Re: Travel of bat
Posted by: james (
) on Thu Aug 3 18:21:14 2000
With what I saw in the MECHANICS of the swing at this sight- they are pertraying Sammy Sosa. Although he is a great homerun hitter, he strikes out way too much for a ball team to handle. I believe this is because of his path from launch to contact. This path seems to be way too loopey, making it harder to hit a ball because it is not on the path of the ball for a long period of time. Now Mark McGwire and Ken Griffey Jr. hit homeruns but also make more contact than Sammy. Again I believe this is because their swing "Path" is some what more level.
> DOES ANYONE ELSE AGREE WITH THIS? I WOULD LIKE TO HEAR YOUR POINT OF VIEW.
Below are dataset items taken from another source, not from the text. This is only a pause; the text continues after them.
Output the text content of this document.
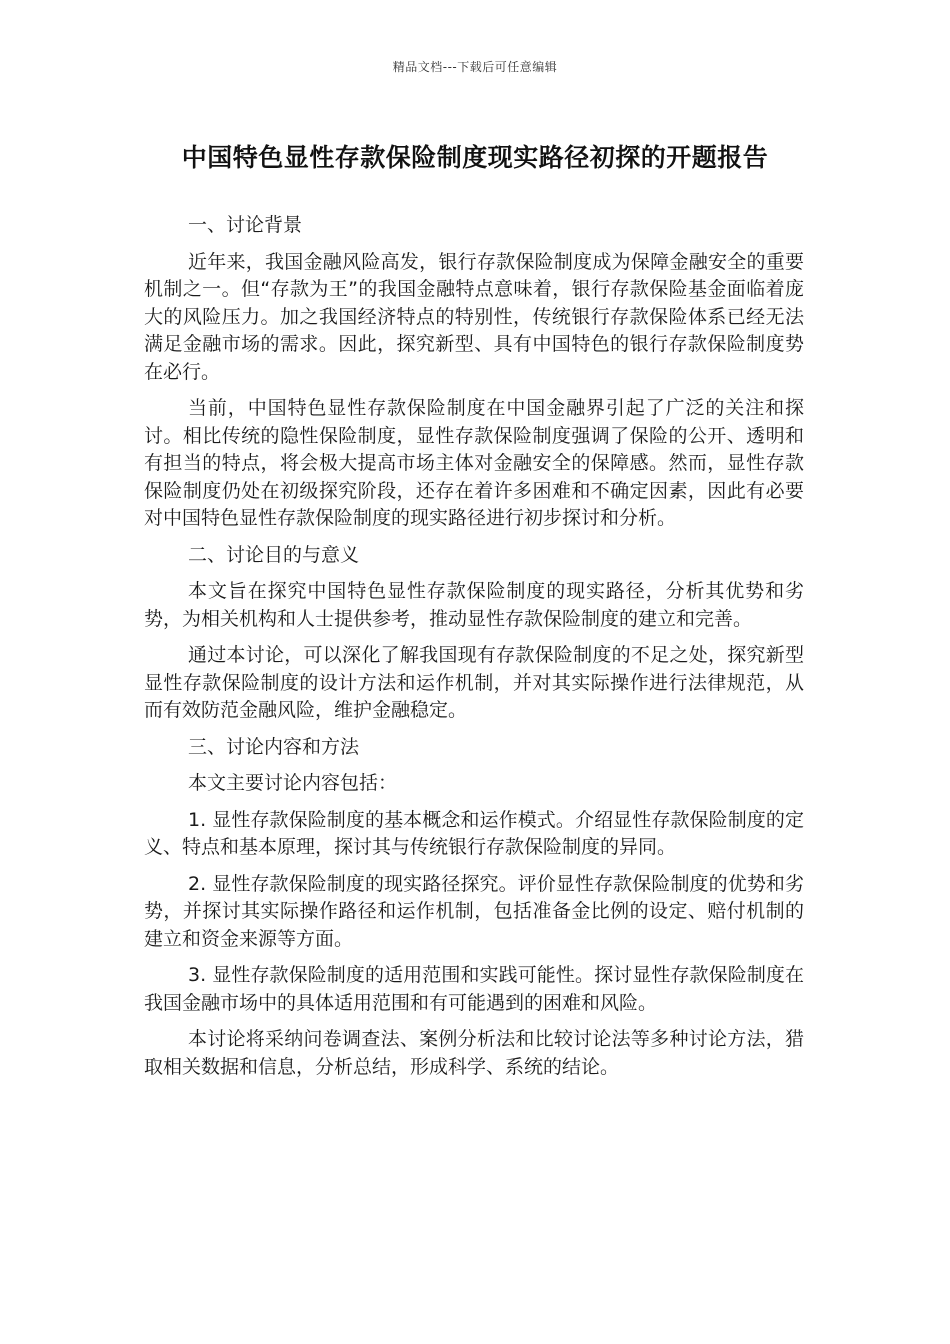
精品文档---下载后可任意编辑
中国特色显性存款保险制度现实路径初探的开题报告
一、讨论背景
近年来，我国金融风险高发，银行存款保险制度成为保障金融安全的重要机制之一。但“存款为王”的我国金融特点意味着，银行存款保险基金面临着庞大的风险压力。加之我国经济特点的特别性，传统银行存款保险体系已经无法满足金融市场的需求。因此，探究新型、具有中国特色的银行存款保险制度势在必行。
当前，中国特色显性存款保险制度在中国金融界引起了广泛的关注和探讨。相比传统的隐性保险制度，显性存款保险制度强调了保险的公开、透明和有担当的特点，将会极大提高市场主体对金融安全的保障感。然而，显性存款保险制度仍处在初级探究阶段，还存在着许多困难和不确定因素，因此有必要对中国特色显性存款保险制度的现实路径进行初步探讨和分析。
二、讨论目的与意义
本文旨在探究中国特色显性存款保险制度的现实路径，分析其优势和劣势，为相关机构和人士提供参考，推动显性存款保险制度的建立和完善。
通过本讨论，可以深化了解我国现有存款保险制度的不足之处，探究新型显性存款保险制度的设计方法和运作机制，并对其实际操作进行法律规范，从而有效防范金融风险，维护金融稳定。
三、讨论内容和方法
本文主要讨论内容包括：
1. 显性存款保险制度的基本概念和运作模式。介绍显性存款保险制度的定义、特点和基本原理，探讨其与传统银行存款保险制度的异同。
2. 显性存款保险制度的现实路径探究。评价显性存款保险制度的优势和劣势，并探讨其实际操作路径和运作机制，包括准备金比例的设定、赔付机制的建立和资金来源等方面。
3. 显性存款保险制度的适用范围和实践可能性。探讨显性存款保险制度在我国金融市场中的具体适用范围和有可能遇到的困难和风险。
本讨论将采纳问卷调查法、案例分析法和比较讨论法等多种讨论方法，猎取相关数据和信息，分析总结，形成科学、系统的结论。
: there are many more things besides the swing that cause people to strike out. Not making contact with the baseball is more mental then physical. SAmmy sosa produces batspeeds in excess of 90 mph.He must have a short swing to do that. Read some of the posts in this site and youll understand the reasons for the small loop in sammys swing. Jack has challenged the widely accepted version of a "short swing". The major league swing produces bat acceleration back toward the catcher as well as roational forces toward the pitcher. The loop in the swinng brings the bat in line with the contact plane and produces bat displacement, which is essential to produce batspeed. I think that people have been brainwashed into beleiving that the only variable involved in a short swing was getting the hands to the ball in the shortest route. When a short swing also involves getting the bat into the plane of contact as soon as possible and producing your best batspeed , earliest in the swing. Usually when i strike out its mental, i didnt trust myself. Mostr peoples swings are excellent as long as they let them be. Problems happen when we dont let our swing take its course subconsciously.